A year into the Trump administration, there is no apparent containment strategy. The adults assigned to channel the man into the responsibilities and dignity of office—Jared and Ivanka, Mattis, McMaster, and Kelly—have all punted. Of course, we don’t know what disasters have been averted, or what others could be worse than they are. Not only is Trump his own master, he is his own master of ceremonies. He does what he wants and announces his triumphs before, during, and after their execution.

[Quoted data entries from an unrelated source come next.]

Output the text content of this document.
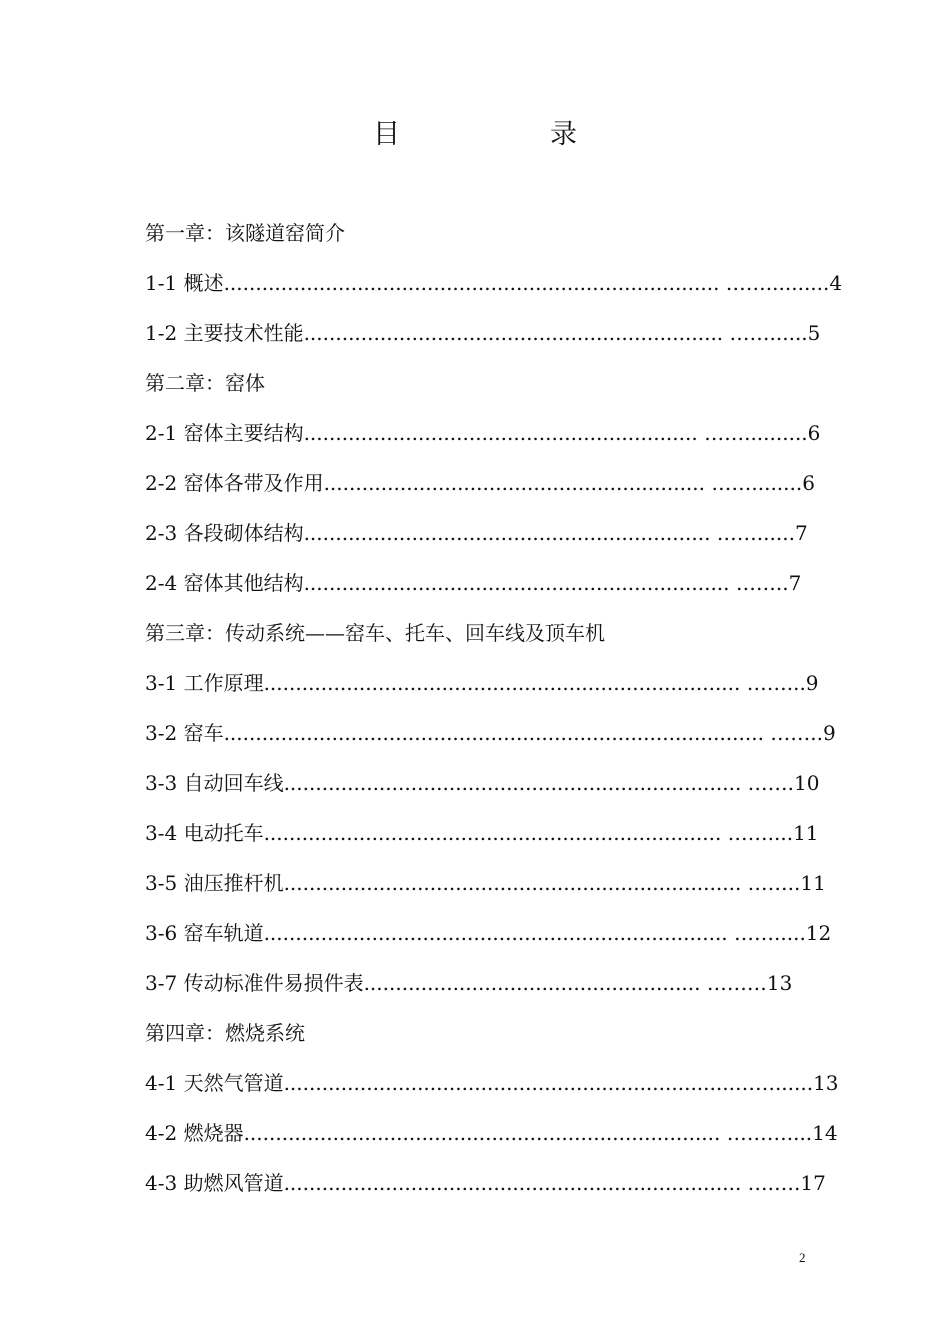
目	录
第一章：该隧道窑简介
1-1 概述.............................................................................. ……..........4
1-2 主要技术性能.................................................................. ……......5
第二章：窑体
2-1 窑体主要结构.............................................................. ……..........6
2-2 窑体各带及作用............................................................ ……........6
2-3 各段砌体结构................................................................ ……......7
2-4 窑体其他结构................................................................... ……..7
第三章：传动系统——窑车、托车、回车线及顶车机
3-1 工作原理........................................................................... ……...9
3-2 窑车..................................................................................... ……..9
3-3 自动回车线........................................................................ …….10
3-4 电动托车........................................................................ ……....11
3-5 油压推杆机........................................................................ ……..11
3-6 窑车轨道......................................................................... …….....12
3-7 传动标准件易损件表..................................................... ………13
第四章：燃烧系统
4-1 天然气管道.......................................................................……......13
4-2 燃烧器........................................................................... ………....14
4-3 助燃风管道........................................................................ ….….17
2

Nothing new here, reports Maggie Haberman in a New Yorker interview [1]. Once a reporter for the New York tabloids and now at the New York Times (and the lead in reporting Trump’s daily misbehavior), she laments the failure of the media, and presumably herself, to fully convey what New Yorkers already knew from Trump’s years of front-page headlines. After several bankruptcies, they knew “that he was not a real businessman,” but an egomaniac who licensed his name and pursued stardom on reality TV. His associates were “not just people with questionable business practices” but “people with a history of violence.” “Throughout the campaign,” Haberman notes, “he evinced some authoritarian impulses...he kept praising dictators,” and then denied it. “One of the things that’s really challenging about covering him is he refuses to agree with the basic fact of what he just said, when you point it out.” Now, a year after the election, the rest of America knows all of this.

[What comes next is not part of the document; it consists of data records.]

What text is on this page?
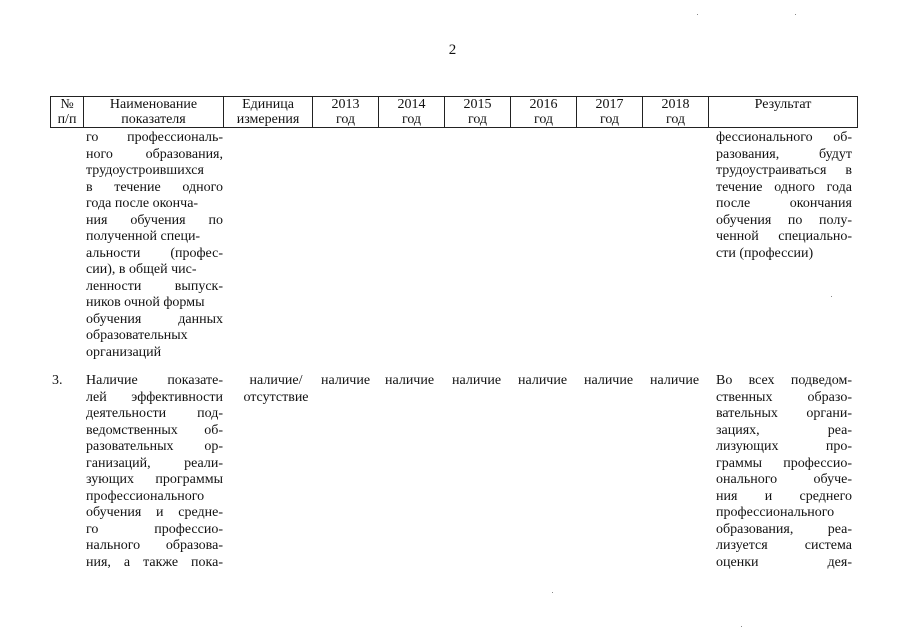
2
№
п/п
Наименование
показателя
Единица
измерения
2013
год
2014
год
2015
год
2016
год
2017
год
2018
год
Результат
го профессиональ-
ного образования,
трудоустроившихся
в течение одного
года после оконча-
ния обучения по
полученной специ-
альности (профес-
сии), в общей чис-
ленности выпуск-
ников очной формы
обучения данных
образовательных
организаций
фессионального об-
разования, будут
трудоустраиваться в
течение одного года
после окончания
обучения по полу-
ченной специально-
сти (профессии)
3. Наличие показате-
лей эффективности
деятельности под-
ведомственных об-
разовательных ор-
ганизаций, реали-
зующих программы
профессионального
обучения и средне-
го профессио-
нального образова-
ния, а также пока-
наличие/
отсутствие
наличие наличие наличие наличие наличие наличие Во всех подведом-
ственных образо-
вательных органи-
зациях, реа-
лизующих про-
граммы профессио-
онального обуче-
ния и среднего
профессионального
образования, реа-
лизуется система
оценки дея-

Trump is what the streetwise Urban Dictionary calls a “fraudster”: “an individual that flouts the norms, stands out from the crowd and thinks outside of the box. ‘Fraudsters’ stand for the idea of going against the tide, doing their own thing and doing [it] their own way. It’s a freedom and a belief that you can do anything and be anyone. Being a ‘Fraudster’ is a way of life.” Haberman doesn’t use that word, but notes Trump’s “ability to will what he thinks into reality.”